As a frozen Brent Reservoir (Welsh Harp) becomes a playground for foxes, Ben Watt looks back across a year of cleanup and campaigning.
December. Like everywhere the first half of the month was dominated by the mighty freeze. Almost the entire reservoir froze over. Waterbirds jostled for space in the few patchy areas of open water near the shoreline. A lot of the action happened near the canoe club. Pochards elbowed out shovelers. Mallards got stroppy. Strapping gulls bathed themselves ostentatiously, ruffling their wings, splashing and flapping, dunking their heads. Coots anxiously milled around. From a distance it looked like one big Miami pool party, only in sub-zero temperatures.
The east marsh became a giant ice rink. I sat in the main hide one morning and watched two foxes — normally confined to prowling the reed beds — pad out onto the frozen surface, testing areas with their front paws, stretching and yawning, hopping up onto the breeding rafts, leaving a scent in new places. Their colouring was so striking. Burnt amber against the white-out.
And for the birders, gull identification suddenly became much easier. Because as any birder will tell you, with gulls it’s all in the legs. And there they all were standing on the ice, legs on show — pink for herring gulls; yellow for lesser black-backed; green for common; and red for black-headed. Easy, right.
Mid-month the thaw arrived, quite suddenly. Like magic the reservoir became water again. Twenty-four snipe appeared overnight on the small mudflat. And boatmen arrived to clear more plastics off the marshes. Plastic and debris clearance was one of our first big campaign wins. When the water was lowered for dam repairs in early 2021, a grim legacy of longterm neglect was revealed. Wheelie bins, car bumpers, supermarket trollies, traffic cones littered the feeding grounds. Bewildered, I posted images on Twitter and Flickr, and responding to the clamour of public indignation, reservoir owner Canal and River Trust sent emergency boats in to haul off the debris. I’ve always thought it helped us that their marketing slogan is ‘Making life better by water.’
This year, in what we hope will become an annual event, they sent a floating pontoon. Good for getting in close to the shallow silted deltas still strewn with bin bags and wet wipes, buckets and tyres; but not so great for getting through the narrow arches of Cool Oak Lane bridge to access the north marsh. As a result, the north end ended up untouched this year. Not ideal, but still, watching the pontoon tootle back to the sailing club with its bounty of black tarpaulin, old suitcases, willow offcuts and plastic miscellany, it felt like another small success.
The new floating ecosystems that arrived last month — intended breeding areas for the dwindling great crested grebe — took a dumping of snow, but the young plants seemed to survive. One disappointment before Christmas was finding out their arrival was at the expense of the new breeding rafts planned for the east marsh. We thought we were getting both. It tuns out the cost of the rafts was too much for the funding raised, so it was diverted into the cheaper nesting islands; but no one at Canal and River Trust told us. We’ll fight for them next year instead.
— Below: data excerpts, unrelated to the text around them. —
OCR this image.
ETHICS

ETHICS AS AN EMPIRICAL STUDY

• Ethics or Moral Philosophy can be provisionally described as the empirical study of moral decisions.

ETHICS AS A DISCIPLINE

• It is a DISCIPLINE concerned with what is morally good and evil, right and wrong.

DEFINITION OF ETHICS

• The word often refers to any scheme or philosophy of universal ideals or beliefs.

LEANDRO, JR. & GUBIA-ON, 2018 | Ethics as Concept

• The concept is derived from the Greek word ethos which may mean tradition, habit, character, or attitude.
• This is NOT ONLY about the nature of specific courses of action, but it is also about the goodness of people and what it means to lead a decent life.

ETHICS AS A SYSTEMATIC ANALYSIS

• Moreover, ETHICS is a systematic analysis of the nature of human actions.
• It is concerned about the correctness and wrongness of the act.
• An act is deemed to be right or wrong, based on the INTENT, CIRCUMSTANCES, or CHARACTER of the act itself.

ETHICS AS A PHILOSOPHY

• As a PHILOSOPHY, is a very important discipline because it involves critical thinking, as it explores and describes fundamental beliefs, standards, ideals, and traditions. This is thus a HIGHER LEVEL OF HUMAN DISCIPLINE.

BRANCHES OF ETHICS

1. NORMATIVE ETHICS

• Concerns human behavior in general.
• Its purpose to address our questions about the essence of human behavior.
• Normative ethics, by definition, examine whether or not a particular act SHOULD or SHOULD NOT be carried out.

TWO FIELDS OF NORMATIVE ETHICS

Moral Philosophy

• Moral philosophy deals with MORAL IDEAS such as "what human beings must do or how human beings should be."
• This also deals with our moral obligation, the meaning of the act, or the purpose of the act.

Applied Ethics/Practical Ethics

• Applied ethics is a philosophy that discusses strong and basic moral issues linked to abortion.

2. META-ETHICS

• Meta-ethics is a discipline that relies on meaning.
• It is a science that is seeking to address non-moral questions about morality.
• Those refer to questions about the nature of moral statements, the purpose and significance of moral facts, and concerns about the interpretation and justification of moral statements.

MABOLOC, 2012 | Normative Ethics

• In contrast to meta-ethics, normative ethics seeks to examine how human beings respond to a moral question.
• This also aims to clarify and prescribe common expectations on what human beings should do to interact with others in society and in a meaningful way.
Funding remains an ongoing problem, so this month we rallied round a cheap volunteering initiative to revive one of the old bird hides. Heron Hide was once a wildlife-watching haven a stone’s throw from the North Circular, but rampant reed and willow colonisation means it is currently overgrown and out of action. We used social media and local WhatsApp groups to source a small eager work party, approached the residents’ association of the nearby flats to let us use their car park and back gate to transport the heavy gear, and were all to set to pull on waders, when Canal and River Trust’s volunteer leader postponed the event due to persistent rain. Undeterred, we’re aiming for the first weekend in January.
Looking back, in spite of the ups and downs, it’s been a good campaign year: tree clearance by specialist contractors in March to improve reed habitats; a bathymetric data scan of the entire reservoir; the new nesting islands and further plastics removal. We’ve also stimulated the strategic partnership between all three owners, which will culminate in the publication of a plan to propose radical improvements relating not just to habitat and climate resilience, but to recreational facilities and public involvement. Significant funding is a real possibility. We have even re-opened the seemingly closed debate over the planned bridge through sensitive SSSI habitat in the north marsh, bringing Natural England chair Tony Juniper down to see the issue for himself.
Some people say that the local area has other pressures, that the cost of living crisis outweighs the need for the environmental improvements we argue for. We say it shouldn’t be one at the expense of the other. People need warm, dry homes and secure jobs, but also green spaces rich in biodiversity when they step outside their front door. What’s more, as more people are realising, saving and maintaining wetlands, especially urban wetlands, is not just a binary choice but a future-proofing necessity.
Ben Watt is a musician and writer, best known as one half of Everything But The Girl. His memoir ‘Romany and Tom’, about his parents, was nominated for the Samuel Johnson (Baillie Gifford) Prize. He runs Buzzin’ Fly Records, and in 2021 founded environmental pressure group Cool Oak.